A new report reveals the five most significant tech transformations for health – and how to advance adoption over the next 12 months.
The Health x Digital Transformation Report 2024-2025 from the National Industry Innovation Network (NIIN) Health Alliance, led by the RMIT-Cisco Health Transformation Lab, pulls from almost 10,000 journal articles and trends reports, including from Forbes, MIT, CSIRO and Google.
The report identifies the five most significant technological trends and the potential for each to redefine health systems. It also describes proven applications in health and offers a clear roadmap for actionable change in the next 12 months.
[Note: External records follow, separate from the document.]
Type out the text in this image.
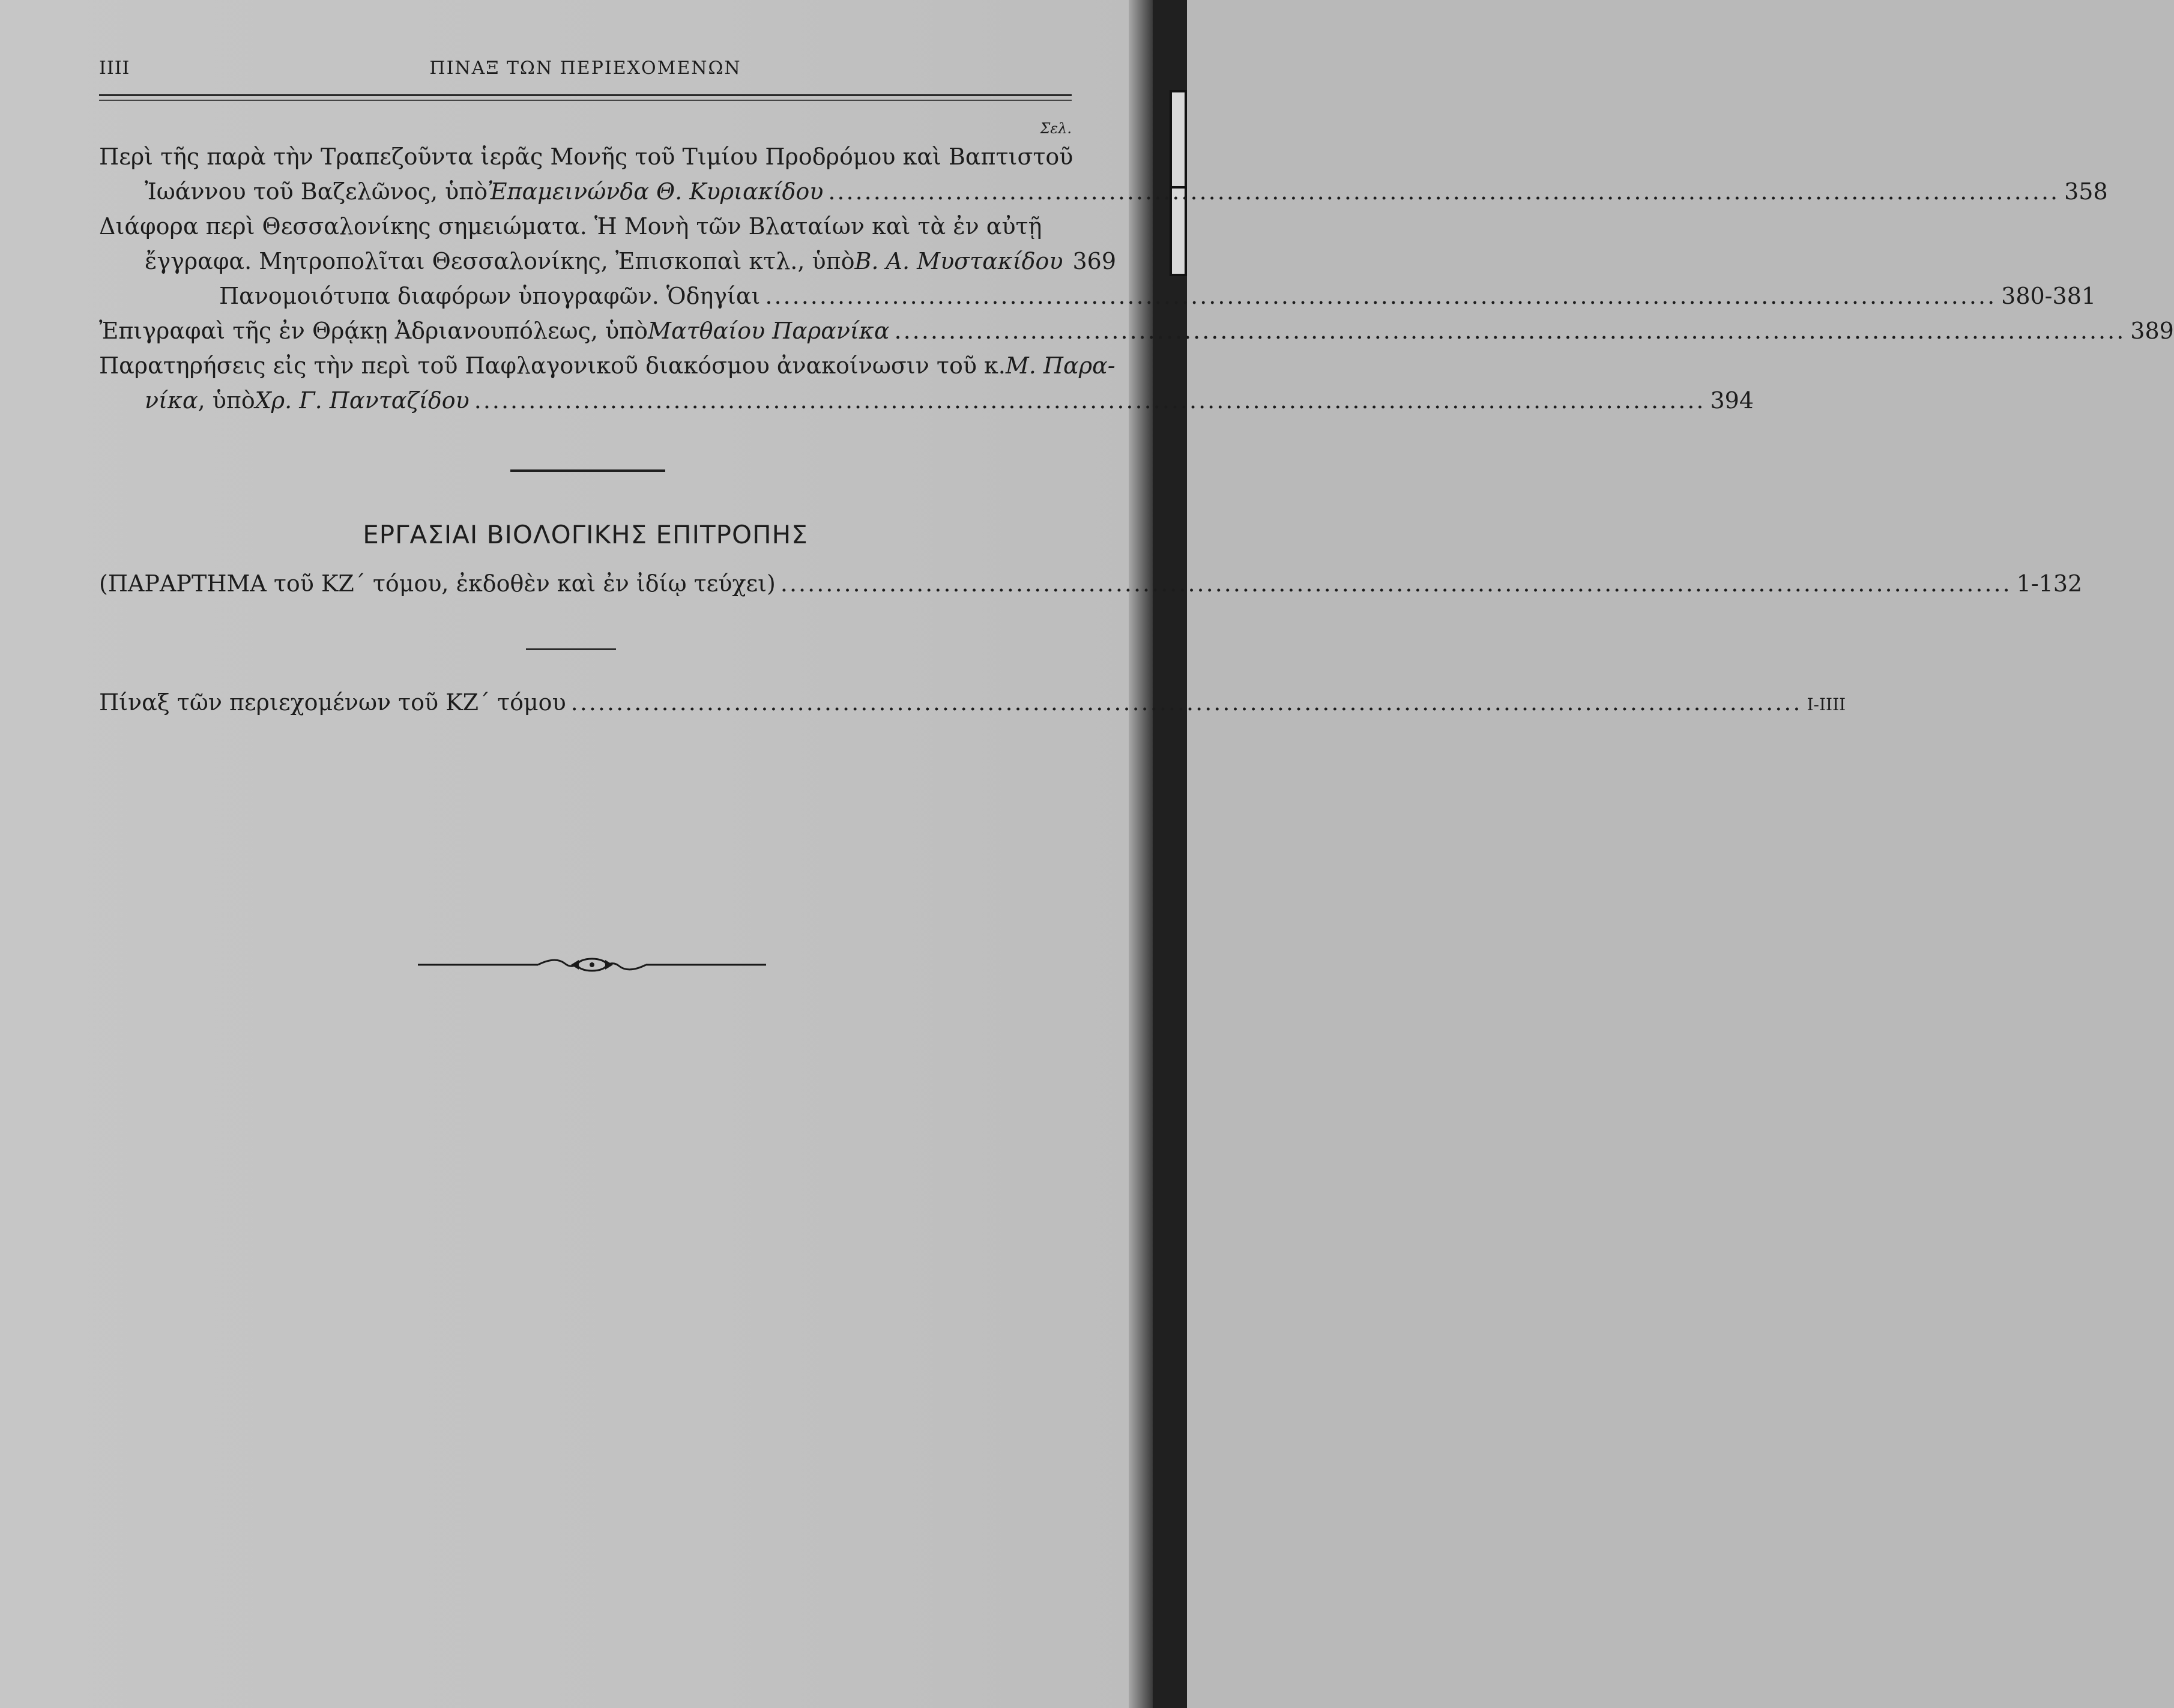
IIII	ΠΙΝΑΞ ΤΩΝ ΠΕΡΙΕΧΟΜΕΝΩΝ
Σελ.
Περὶ τῆς παρὰ τὴν Τραπεζοῦντα ἱερᾶς Μονῆς τοῦ Τιμίου Προδρόμου καὶ Βαπτιστοῦ
Ἰωάννου τοῦ Βαζελῶνος, ὑπὸ Ἐπαμεινώνδα Θ. Κυριακίδου ........................................................................................................................................ 358
Διάφορα περὶ Θεσσαλονίκης σημειώματα. Ἡ Μονὴ τῶν Βλαταίων καὶ τὰ ἐν αὐτῇ
ἔγγραφα. Μητροπολῖται Θεσσαλονίκης, Ἐπισκοπαὶ κτλ., ὑπὸ Β. Α. Μυστακίδου 369
Πανομοιότυπα διαφόρων ὑπογραφῶν. Ὁδηγίαι ........................................................................................................................................ 380-381
Ἐπιγραφαὶ τῆς ἐν Θρᾴκῃ Ἀδριανουπόλεως, ὑπὸ Ματθαίου Παρανίκα ........................................................................................................................................ 389
Παρατηρήσεις εἰς τὴν περὶ τοῦ Παφλαγονικοῦ διακόσμου ἀνακοίνωσιν τοῦ κ. Μ. Παρα-
νίκα , ὑπὸ Χρ. Γ. Πανταζίδου ........................................................................................................................................ 394
ΕΡΓΑΣΙΑΙ ΒΙΟΛΟΓΙΚΗΣ ΕΠΙΤΡΟΠΗΣ
(ΠΑΡΑΡΤΗΜΑ τοῦ ΚΖ΄ τόμου, ἐκδοθὲν καὶ ἐν ἰδίῳ τεύχει) ........................................................................................................................................ 1-132
Πίναξ τῶν περιεχομένων τοῦ ΚΖ΄ τόμου ........................................................................................................................................ I-IIII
Artificial intelligence (AI) was the most talked about trend in 2024, and one that could impact every part of health.
However, the report identifies five areas of health technology innovation which can have a near-future impact on healthcare globally:
- Augmented Intelligences: the deployment of AI and machine learning to make healthcare genuinely smart.
- Simulation and simulacra: using digital replicas and simulation technologies – such as virtual reality, augmented reality, digital twins and 3D printing – to hack the real world.
- Remote patient care: leveraging digital means to provide care that meets the patient where they need it.
- Health system adaptability and dynamism: technologies that foster system resilience and adaptability in times of rapid change.
- Harnessing biotechnology breakthroughs: building the future of healthcare through truly exciting science and technology development.
Other advances, such as quantum computing and blockchain, were excluded from the report as, despite their great promise for addressing complex health problems, applications of these technologies are still experimental and cannot be readily actioned in healthcare settings over 2024-2025.
Executive Chair of the RMIT-Cisco Health Transformation Lab, Professor Vishaal Kishore, explained that the team will be working directly with people and organisations in health, technology, research and policy to drive action off the back of this report.
“Health has always been a creature of technological change. Tectonic shifts in technology have always made new modes and models of care possible. What has changed has been the pace of technology change, and the pressures on the health sector to keep up.
“There are good reasons why change at times must be cautious, but we’ve seen during the pandemic that change can – and at times, must – be sped up,” said Kishore.
Director of the RMIT-Cisco Health Transformation Lab, Nithya Solomon, explained that with new technologies hitting the market on a daily basis, the health sector can be left uncertain on what technologies could make the most impact and how to take the next step.